La campagne est vide, pâle, les villages qu’il traverse peuplés d’ombres. Ses pneus font un bruit de succion, la voiture cahote sur les routes inégales. Il ne sait plus où il est ni où il va. Il voudrait être loin d’ici, ne plus avoir de mémoire, être frappé d’Alzheimer comme par une foudre divine.

 

-          Myriam Serfati.

-          Prosper Toledano.

Il lui serre la main en souriant de plaisir.

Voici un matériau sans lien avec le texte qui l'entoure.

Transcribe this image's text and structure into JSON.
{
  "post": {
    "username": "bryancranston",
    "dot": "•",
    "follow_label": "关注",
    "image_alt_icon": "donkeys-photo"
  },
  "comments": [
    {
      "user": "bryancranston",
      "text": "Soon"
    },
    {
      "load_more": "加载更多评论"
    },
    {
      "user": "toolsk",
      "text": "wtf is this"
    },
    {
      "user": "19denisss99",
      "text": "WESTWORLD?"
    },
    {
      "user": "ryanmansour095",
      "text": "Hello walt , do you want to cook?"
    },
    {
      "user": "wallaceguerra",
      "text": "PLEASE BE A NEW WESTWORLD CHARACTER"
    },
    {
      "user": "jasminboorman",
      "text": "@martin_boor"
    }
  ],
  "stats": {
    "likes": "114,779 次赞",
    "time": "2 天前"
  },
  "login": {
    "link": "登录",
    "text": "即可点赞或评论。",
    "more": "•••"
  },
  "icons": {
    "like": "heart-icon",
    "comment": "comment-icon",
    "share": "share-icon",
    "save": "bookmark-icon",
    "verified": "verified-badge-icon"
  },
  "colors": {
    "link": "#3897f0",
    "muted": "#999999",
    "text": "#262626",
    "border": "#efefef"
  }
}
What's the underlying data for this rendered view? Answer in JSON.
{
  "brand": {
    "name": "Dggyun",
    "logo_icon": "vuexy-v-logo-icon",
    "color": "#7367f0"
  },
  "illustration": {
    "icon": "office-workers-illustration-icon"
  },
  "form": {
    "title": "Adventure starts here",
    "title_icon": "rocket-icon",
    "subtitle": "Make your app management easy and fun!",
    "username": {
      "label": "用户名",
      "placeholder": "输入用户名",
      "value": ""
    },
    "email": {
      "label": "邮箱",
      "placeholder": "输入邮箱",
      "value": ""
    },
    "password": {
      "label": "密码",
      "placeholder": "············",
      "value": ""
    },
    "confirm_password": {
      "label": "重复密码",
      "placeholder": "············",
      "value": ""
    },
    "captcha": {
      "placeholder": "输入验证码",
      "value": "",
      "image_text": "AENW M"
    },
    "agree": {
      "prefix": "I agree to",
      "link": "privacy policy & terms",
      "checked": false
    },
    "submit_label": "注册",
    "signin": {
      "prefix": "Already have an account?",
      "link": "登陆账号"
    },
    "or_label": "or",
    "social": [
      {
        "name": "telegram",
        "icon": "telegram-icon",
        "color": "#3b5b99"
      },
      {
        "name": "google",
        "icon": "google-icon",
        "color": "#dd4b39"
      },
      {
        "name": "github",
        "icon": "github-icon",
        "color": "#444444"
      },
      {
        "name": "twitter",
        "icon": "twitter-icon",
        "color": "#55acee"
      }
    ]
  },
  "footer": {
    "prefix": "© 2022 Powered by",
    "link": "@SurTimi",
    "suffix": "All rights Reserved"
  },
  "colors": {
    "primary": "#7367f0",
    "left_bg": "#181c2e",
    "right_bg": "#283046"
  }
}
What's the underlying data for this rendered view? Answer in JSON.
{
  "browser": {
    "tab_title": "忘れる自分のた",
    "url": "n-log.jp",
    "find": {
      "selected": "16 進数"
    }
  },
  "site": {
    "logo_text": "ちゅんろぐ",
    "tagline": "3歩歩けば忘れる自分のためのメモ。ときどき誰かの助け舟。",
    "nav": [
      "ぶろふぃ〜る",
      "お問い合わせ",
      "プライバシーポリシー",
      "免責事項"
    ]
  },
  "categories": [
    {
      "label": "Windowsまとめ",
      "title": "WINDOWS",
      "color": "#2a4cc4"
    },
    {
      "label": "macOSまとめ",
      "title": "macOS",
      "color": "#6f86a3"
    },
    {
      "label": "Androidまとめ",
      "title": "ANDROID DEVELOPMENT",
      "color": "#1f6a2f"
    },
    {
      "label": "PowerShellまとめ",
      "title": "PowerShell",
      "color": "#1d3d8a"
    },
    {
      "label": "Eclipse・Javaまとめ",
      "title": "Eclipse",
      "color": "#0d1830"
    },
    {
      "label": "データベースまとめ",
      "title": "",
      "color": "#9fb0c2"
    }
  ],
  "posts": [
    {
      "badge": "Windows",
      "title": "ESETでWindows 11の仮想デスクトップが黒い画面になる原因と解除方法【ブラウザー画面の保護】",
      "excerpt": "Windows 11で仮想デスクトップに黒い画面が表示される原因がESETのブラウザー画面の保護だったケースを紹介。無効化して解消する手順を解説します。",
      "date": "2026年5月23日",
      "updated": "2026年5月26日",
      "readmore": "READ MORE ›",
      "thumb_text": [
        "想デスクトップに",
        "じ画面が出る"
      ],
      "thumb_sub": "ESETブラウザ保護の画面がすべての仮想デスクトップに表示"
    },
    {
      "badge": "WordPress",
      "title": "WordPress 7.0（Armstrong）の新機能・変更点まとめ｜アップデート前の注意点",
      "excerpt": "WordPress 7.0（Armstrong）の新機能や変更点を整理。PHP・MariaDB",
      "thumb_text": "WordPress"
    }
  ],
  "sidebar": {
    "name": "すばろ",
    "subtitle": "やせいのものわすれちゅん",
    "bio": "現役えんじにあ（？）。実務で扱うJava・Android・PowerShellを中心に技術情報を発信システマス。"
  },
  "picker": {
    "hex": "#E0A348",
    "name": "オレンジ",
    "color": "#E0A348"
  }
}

Il est assis à côté d’elle dans ce vol d’Air France, un Boeing long-courrier qui doit les amener à Pointe-à-Pitre. Ils viennent de découvrir qu’ils se rendent tous les deux au même congrès médical qui doit se tenir là-bas, à l’Institut Pasteur des Antilles, sur les dernières avancées en Parasitologie. Après les banalités d’usage – où travaillez-vous, dans quel service, des choses comme ça – ils abordent des sujets plus personnels et découvrent qu’ils sont tous deux natifs du département (il dit du ci-devant département et ça la fait rire) d’Oran, lui de Tlemcen, elle de Mascara. Elle a trente ans comme lui, n’est pas encore mariée, comme lui. Elle s’étonne de ne jamais l’avoir rencontré, ayant suivi les mêmes cours donnés par les mêmes professeurs à la Faculté de Médecine de Paris. « Le plaisir de cette rencontre n’en est que plus grand » dit-il avec une galanterie emphatique qui accélère le pouls de Myriam. Il en oublie ce jeune des Black Panthers qui se tient, armé d’un pistolet, devant la cabine de pilotage exigeant le détournement de l’avion vers Cuba. Elle aussi sourit sans retenue. Leur discussion dans cet avion dure une bonne heure, une heure de pur ravissement qui se poursuit trois jours durant à La Havane avant leur rapatriement sur un autre avion d’Air France. Il ne voit rien de La Havane, il est trop occupé à la manger des yeux. Le congrès est fini, il l’a raté et elle aussi. Il a envie d’en rire. Alors il rit. Il a gardé son numéro de téléphone – EUR-43-12 – dans son calepin et bien au chaud dans sa mémoire. EUR-43-12, Myriam, Myriam.

 

Dans sa voiture il répète tout bas « europe quarante-trois douze ».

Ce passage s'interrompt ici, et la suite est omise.